An Extraordinary Experience
I have just experienced an adventurous evening of tea and chocolate pairing at Soma Chocolatemaker, in downtown Toronto, organized by The Tea Guild of Canada.
We were met by Soma’s guide Samantha. As she lead us through the tasting of each morsel, she explained its place of origin and the close relationship the chocolatier had with their farm sources, confirming for me that specialty chocolate sourcing has parallels to direct-sourced fine tea.
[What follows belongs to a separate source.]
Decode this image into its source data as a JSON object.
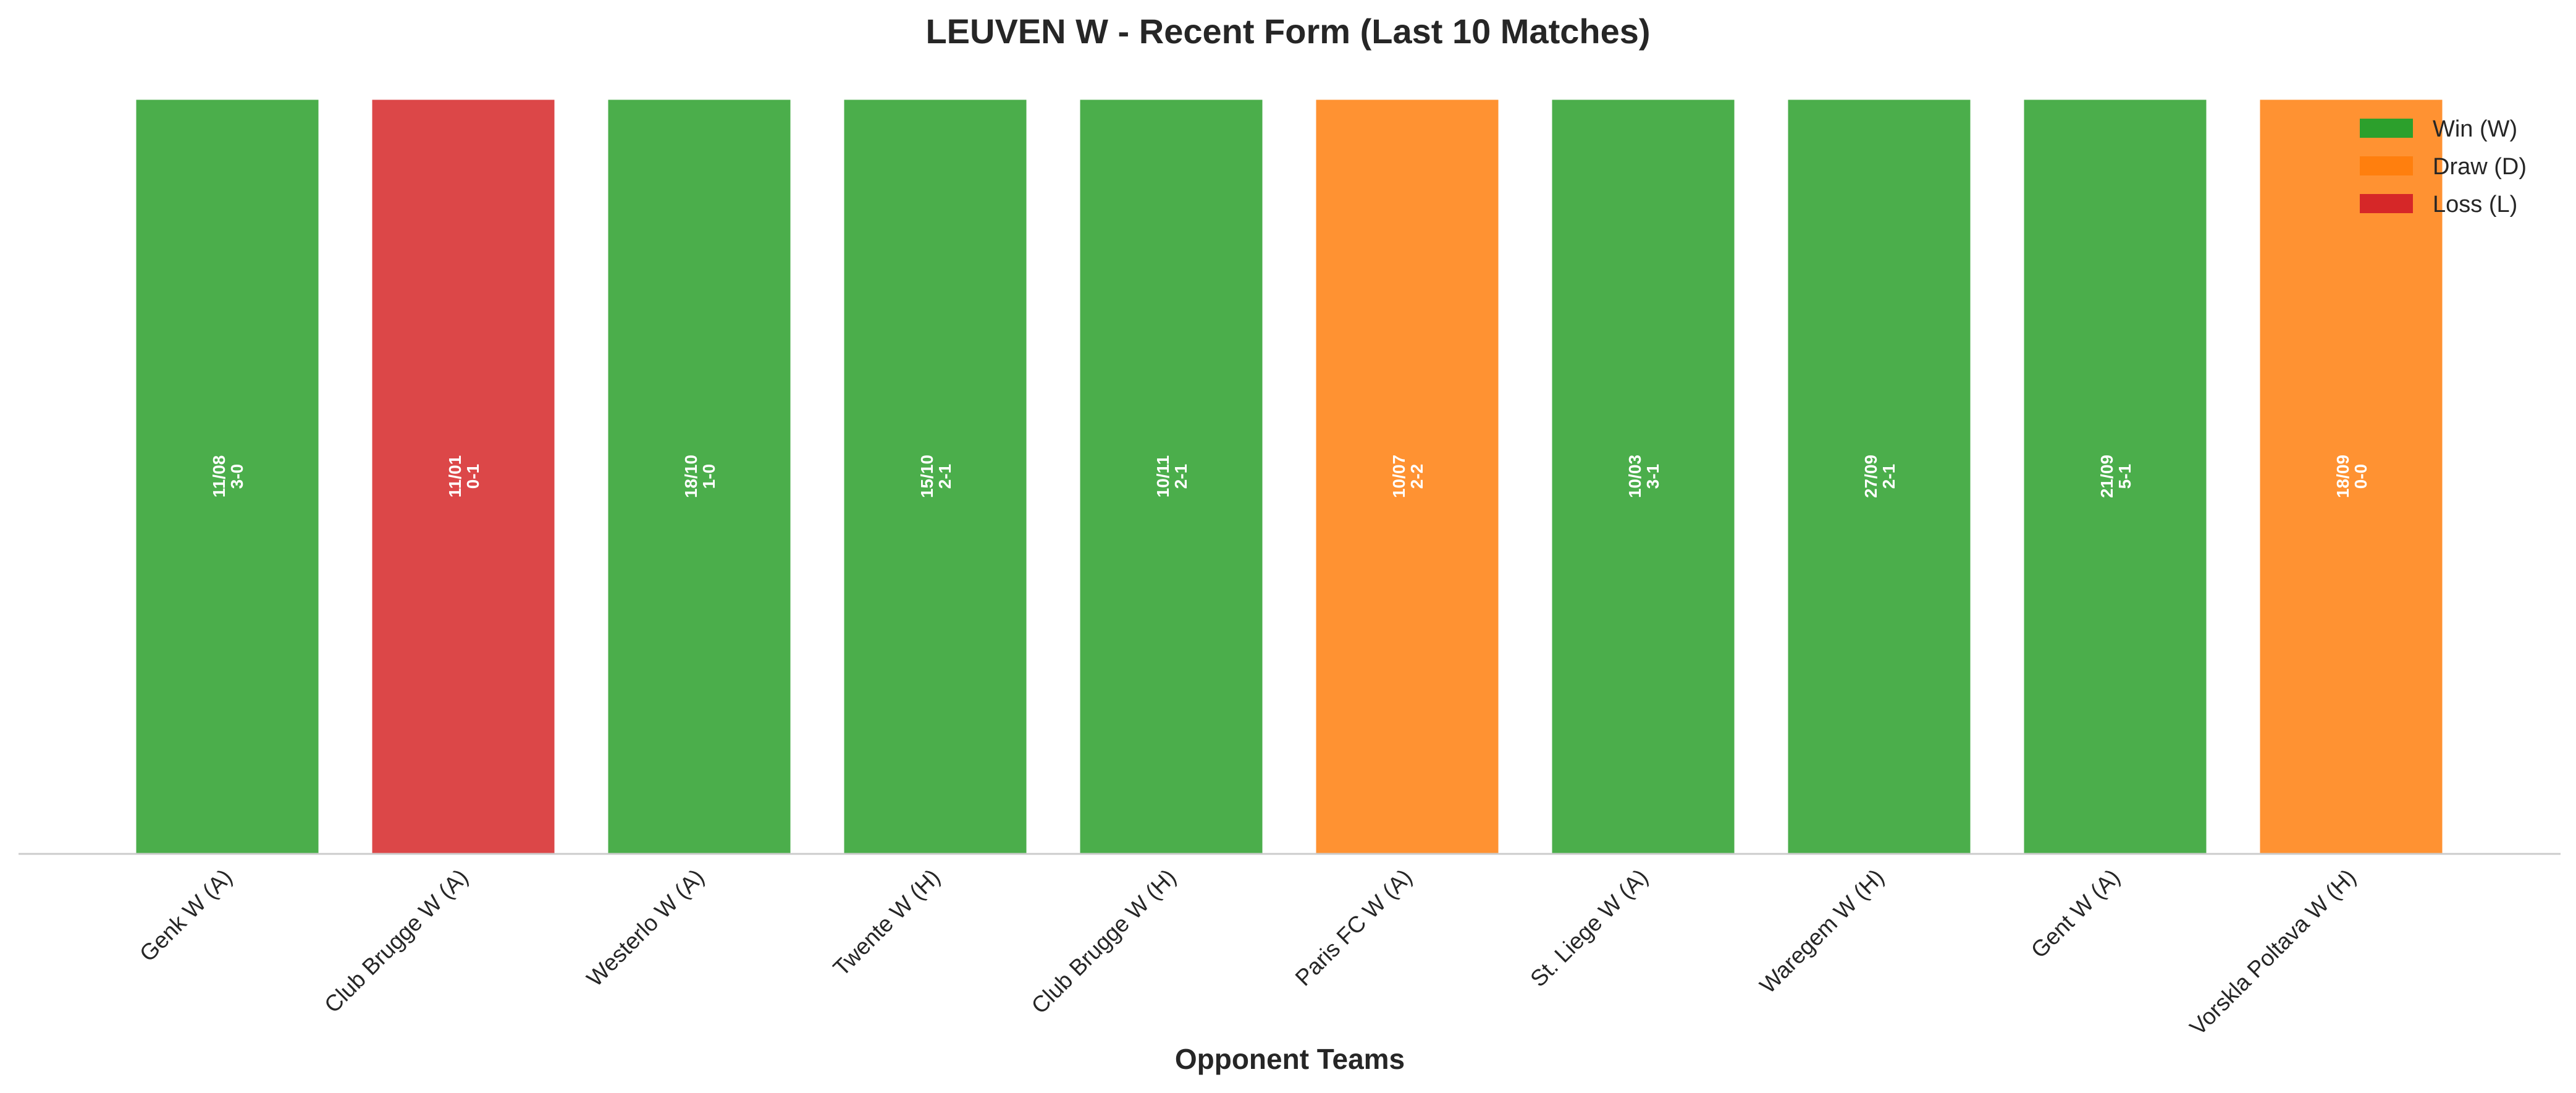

Curiously, some of the chocolate samples were made in the form of tasting bars. These rectangular strips had a thumb depression at one end. Samantha suggested we rub this impression with our thumbs to warm up the chocolate, then sniff it and then crack the bar in half next to our ear. A nice crack is an indication that the chocolate has an even distribution of cocoa fats.
A few examples of our tasting:
Milk Old School
A roughly ground Chuoa cacao in a log shaped roll. This chocolate had plenty of texture but still smooth on the palate with a little satisfying hit of dairy.
♦Paired with Puttabong 1st flush Darjeeling from Camellia Sinensis Tea House. Perhaps the chocolate was a bit overpowering for the tea, but each sip was refreshing and as Darjeeling tends to do, it set the world to rights.
Tien Giang Vietnam
(70% cacao) from small holder growers in the Mekong Delta in Southern Vietnam.
♦Paired with Long Jing green tea from Tao Tea Leaf. I was surprised at how well these two stars intermingled, especially considering that one of them was green tea! I expected competition for my palate’s attention, but Tien Giang’s cherry and hazelnut flavours lived harmoniously with the familiar chestnut and buttery texture of Long Jing.
Bergamot Orange Truffle
This oblong shaped truffle was made with Mr. Freddie Salazar’s Ecuadorian chocolate. It was followed by a tasting sample of the same farm’s 70% cacao.
♦Both were paired with Tao Tea Leaf’s Tie Guan Yin (Anxi old style). This Oolong has a slight roast, but that familiar TGY fragrance was still forefront. The Bergamot truffle had presence, and it was suggested that we could just enjoy this one on its own, but the pairing was pleasant. I will just interject here, that our minds were skewed to the chocolate. The tea was secondary, so anytime the pairing performed well it was a double fantasy!
Pièce de Résistance
♦Da Hong Pao was this chocolate’s date for the evening and they certainly enjoyed each other’s company!
All tea’d out, there was just one little morsel left to try – a fruit bar that would normally be considered white chocolate, but because it contained no dairy, was not allowed that category. This thin bar was made of plums, warm spice and Okinawa black sugar. It was like a refined, silky version of Chinese preserved plum.
The Shop
I’m lucky that I live in mid-town Toronto just a short streetcar ride away from the shop. I’m also the same distance from their new Brock St. Cacao Bean Lab. Oh yes! I’ll be visiting.